\( X \) is a normally distributed random variable with mean 65 and standard deviation 20 . What is the probability that \( X \) is greater than 10 ? Write your answer as a decimal rounded to the nearest thousandth.

To find the probability that \( X \) is greater than 10 for a normally distributed random variable with mean \( \mu = 65 \) and standard deviation \( \sigma = 20 \), we first need to convert the value 10 into a standard score (z-score). The z-score is calculated using the formula: \[ z = \frac{X - \mu}{\sigma} \] Substituting the known values: \[ z = \frac{10 - 65}{20} = \frac{-55}{20} = -2.75 \] Next, we need to check the z-table (standard normal distribution table) for the probability corresponding to \( z = -2.75 \).
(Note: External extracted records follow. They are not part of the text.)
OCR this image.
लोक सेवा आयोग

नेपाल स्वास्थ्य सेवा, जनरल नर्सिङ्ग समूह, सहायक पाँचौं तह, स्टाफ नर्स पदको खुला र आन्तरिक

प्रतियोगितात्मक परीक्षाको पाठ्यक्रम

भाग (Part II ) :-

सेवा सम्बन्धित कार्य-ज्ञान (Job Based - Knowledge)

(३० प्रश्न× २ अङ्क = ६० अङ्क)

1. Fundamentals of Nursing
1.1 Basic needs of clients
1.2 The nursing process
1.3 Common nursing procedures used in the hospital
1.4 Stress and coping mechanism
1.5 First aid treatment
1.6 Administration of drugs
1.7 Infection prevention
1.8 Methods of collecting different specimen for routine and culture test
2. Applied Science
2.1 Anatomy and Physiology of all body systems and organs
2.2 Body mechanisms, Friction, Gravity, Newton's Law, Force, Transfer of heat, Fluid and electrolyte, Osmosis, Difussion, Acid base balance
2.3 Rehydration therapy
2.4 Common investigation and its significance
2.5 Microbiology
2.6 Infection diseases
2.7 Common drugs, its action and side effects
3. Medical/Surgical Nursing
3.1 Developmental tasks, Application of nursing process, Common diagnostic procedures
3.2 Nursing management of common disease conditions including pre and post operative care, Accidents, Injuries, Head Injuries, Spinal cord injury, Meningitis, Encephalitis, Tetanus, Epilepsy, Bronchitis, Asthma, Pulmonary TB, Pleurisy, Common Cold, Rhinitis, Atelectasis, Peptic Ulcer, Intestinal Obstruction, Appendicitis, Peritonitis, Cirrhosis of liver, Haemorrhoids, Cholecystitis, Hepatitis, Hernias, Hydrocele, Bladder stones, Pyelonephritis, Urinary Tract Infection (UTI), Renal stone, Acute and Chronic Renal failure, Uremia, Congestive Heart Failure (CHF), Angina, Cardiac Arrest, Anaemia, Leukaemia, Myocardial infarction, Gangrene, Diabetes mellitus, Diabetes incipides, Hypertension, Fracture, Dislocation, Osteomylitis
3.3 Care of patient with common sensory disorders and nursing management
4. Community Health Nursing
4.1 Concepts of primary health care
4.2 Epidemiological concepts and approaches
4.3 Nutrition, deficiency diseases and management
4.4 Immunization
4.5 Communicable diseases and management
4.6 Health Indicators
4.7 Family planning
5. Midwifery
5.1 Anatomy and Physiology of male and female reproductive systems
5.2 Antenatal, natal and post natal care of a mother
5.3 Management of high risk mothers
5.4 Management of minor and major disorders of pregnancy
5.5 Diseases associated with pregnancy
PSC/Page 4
This gives us the probability that \( X \) is less than 10. Looking this up, we find: \[ P(Z < -2.75) \approx 0.003 \] To find the probability that \( X \) is greater than 10, we use: \[ P(X > 10) = 1 - P(X < 10) = 1 - P(Z < -2.75) \] Calculating that gives: \[ P(X > 10) = 1 - 0.003 = 0.997 \] Thus, the probability that \( X \) is greater than 10, rounded to the nearest thousandth, is: \[ \boxed{0.997} \]